Friction-induced stick–slip vibration has been identified as the main reason for various types of disc brake noises like creep groan, squeak and creak. In this work, we investigate the suppression of stick–slip vibrations in disc brakes due to the application of a small-amplitude normal harmonic force on the brake pad. The discontinuity induced bifurcations that lead to such suppression are studied in detail. The frequency range of the normal force in which suppression of stick–slip vibration occur is identified. A 3 DoF discontinuous model of the disc brake is considered. The discontinuous oscillator is modelled as a Filippov system with smooth vector fields separated by a discontinuity surface. It is shown that the normal harmonic force entrains the non-smooth limit cycle even for very small forcing amplitudes. Different frequency intervals exhibiting harmonic, super-harmonic, and sub-harmonic entrainments are identified.
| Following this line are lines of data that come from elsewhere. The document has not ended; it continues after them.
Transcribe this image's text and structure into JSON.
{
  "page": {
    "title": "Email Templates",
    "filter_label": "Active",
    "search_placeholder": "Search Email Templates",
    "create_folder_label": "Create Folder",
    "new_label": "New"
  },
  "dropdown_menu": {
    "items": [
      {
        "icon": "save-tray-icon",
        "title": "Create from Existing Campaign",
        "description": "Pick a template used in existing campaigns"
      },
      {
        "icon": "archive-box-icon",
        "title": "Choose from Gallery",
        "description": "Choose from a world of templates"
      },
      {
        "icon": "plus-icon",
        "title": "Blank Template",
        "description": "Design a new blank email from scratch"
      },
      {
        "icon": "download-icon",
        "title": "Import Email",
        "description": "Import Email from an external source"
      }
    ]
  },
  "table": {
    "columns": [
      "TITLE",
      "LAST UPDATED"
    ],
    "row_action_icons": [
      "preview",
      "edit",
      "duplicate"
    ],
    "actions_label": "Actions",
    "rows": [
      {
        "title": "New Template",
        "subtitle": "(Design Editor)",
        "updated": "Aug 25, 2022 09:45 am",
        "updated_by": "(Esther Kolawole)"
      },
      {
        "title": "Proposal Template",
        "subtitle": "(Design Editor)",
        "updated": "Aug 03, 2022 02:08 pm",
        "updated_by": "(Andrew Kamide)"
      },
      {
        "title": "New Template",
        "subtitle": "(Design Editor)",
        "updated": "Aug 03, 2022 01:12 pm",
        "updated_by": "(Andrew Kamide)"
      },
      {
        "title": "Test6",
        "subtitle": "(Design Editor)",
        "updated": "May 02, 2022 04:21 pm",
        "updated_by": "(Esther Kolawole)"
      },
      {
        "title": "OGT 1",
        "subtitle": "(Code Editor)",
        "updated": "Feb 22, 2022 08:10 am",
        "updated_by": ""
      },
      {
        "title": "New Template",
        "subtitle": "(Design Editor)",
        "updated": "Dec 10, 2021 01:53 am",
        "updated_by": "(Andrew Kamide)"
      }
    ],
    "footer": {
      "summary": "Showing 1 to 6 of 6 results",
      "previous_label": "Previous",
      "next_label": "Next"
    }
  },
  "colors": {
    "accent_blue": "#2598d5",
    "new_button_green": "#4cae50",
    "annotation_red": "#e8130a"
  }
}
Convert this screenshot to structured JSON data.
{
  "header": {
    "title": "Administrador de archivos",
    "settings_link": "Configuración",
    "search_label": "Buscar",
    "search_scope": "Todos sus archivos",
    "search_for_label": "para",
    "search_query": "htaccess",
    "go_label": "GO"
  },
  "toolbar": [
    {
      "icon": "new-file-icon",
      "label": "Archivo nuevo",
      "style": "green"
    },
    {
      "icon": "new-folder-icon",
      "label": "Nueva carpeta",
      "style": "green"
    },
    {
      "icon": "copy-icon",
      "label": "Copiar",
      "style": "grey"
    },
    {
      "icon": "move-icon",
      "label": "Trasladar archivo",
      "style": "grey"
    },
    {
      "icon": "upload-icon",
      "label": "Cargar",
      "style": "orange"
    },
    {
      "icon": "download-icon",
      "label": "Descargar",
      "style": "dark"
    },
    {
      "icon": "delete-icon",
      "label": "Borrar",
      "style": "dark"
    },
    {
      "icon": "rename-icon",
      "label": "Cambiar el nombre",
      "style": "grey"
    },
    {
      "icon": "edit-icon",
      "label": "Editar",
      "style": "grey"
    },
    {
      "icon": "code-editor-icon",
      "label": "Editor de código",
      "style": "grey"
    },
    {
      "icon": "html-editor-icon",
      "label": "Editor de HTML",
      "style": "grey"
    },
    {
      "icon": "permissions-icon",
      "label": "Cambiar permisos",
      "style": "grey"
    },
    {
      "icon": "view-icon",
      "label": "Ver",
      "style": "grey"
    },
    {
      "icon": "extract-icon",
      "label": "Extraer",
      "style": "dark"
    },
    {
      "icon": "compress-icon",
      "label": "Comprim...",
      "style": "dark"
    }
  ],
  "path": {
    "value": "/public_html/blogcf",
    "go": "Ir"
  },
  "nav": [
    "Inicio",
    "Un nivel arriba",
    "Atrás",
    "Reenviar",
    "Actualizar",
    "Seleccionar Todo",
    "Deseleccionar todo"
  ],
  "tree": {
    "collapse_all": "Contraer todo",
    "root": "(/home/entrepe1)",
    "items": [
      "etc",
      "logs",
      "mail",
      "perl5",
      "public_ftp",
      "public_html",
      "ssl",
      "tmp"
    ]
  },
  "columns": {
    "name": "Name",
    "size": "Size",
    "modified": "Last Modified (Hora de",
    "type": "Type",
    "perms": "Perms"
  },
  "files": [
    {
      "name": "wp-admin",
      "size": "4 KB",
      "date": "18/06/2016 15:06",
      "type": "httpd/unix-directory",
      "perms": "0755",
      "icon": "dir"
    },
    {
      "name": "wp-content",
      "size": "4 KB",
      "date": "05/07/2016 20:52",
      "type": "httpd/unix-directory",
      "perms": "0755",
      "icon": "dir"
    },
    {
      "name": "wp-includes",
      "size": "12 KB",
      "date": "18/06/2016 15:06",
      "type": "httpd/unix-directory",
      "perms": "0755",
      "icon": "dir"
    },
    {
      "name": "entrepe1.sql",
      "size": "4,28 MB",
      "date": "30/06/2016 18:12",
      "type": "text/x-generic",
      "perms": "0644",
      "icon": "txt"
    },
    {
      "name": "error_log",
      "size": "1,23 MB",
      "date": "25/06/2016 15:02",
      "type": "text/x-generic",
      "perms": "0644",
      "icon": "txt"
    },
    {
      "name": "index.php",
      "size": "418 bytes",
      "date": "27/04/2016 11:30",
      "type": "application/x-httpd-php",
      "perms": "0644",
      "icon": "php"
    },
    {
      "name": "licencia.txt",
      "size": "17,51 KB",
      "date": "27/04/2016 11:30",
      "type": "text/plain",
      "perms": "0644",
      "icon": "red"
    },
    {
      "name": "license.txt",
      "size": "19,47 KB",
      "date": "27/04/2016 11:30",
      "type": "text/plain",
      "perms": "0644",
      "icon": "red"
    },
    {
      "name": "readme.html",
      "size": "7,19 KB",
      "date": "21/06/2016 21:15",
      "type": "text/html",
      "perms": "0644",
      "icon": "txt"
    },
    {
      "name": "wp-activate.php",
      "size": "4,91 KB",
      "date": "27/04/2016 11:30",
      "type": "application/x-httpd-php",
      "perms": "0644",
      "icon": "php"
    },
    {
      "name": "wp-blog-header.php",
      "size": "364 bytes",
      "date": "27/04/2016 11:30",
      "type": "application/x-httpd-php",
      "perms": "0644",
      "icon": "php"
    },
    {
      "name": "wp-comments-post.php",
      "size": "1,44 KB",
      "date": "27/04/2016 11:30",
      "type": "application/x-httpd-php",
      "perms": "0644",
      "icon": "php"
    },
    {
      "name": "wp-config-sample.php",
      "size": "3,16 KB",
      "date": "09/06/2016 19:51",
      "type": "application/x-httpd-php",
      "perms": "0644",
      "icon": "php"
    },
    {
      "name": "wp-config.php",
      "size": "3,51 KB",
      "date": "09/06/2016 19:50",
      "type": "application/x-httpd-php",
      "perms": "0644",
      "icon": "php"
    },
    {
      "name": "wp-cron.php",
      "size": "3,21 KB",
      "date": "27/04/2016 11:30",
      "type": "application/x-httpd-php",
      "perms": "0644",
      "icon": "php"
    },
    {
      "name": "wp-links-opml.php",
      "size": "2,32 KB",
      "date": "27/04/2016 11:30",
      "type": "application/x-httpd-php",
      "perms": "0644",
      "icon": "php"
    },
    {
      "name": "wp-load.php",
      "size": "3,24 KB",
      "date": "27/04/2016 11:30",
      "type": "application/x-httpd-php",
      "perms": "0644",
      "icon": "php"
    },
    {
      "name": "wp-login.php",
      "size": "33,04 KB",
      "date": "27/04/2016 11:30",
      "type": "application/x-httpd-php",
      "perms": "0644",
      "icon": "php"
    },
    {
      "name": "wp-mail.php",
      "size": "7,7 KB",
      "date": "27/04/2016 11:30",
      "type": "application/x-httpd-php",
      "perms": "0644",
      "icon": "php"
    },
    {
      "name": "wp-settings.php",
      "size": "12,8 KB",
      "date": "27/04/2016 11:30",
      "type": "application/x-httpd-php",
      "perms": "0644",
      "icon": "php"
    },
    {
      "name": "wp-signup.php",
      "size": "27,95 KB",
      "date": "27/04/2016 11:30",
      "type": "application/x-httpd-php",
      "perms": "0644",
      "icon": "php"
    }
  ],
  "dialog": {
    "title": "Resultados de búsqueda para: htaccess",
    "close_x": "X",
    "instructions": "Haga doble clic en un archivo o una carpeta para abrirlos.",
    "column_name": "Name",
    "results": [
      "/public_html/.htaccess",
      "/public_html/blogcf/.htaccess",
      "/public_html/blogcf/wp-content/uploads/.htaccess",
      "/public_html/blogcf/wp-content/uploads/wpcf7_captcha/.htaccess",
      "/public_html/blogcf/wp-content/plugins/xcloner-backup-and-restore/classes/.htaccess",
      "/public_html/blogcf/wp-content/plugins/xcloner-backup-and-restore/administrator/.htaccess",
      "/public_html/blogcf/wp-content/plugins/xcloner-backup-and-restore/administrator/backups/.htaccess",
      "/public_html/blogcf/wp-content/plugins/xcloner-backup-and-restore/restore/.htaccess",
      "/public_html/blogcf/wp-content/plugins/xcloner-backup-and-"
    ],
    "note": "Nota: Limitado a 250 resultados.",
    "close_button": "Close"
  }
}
It is demonstrated that the initiation and termination of these entrainment intervals are associated with Neimark–Sacker bifurcations. It is also shown that discontinuity induced grazing-sliding mechanism brings about these bifurcations. Switching-sliding bifurcations happening in the entrainment region give rise to a sub-interval which is associated with suppression of stick–slip vibrations. We also report interesting discontinuity induced bifurcation scenarios in higher order entrainment regimes like grazing-sliding involving different orbit loops at lower and upper limits of the interval and splitting–merging of the sliding surface. • Stick–slip vibration suppression in disc brakes by using normal force is studied. • Various entrainment regions are detected and studied by Filippov’s method. • Discontinuity induced bifurcations causing these entrainments are analysed. • Entrainment sub-intervals with suppressed stick–slip vibration are identified.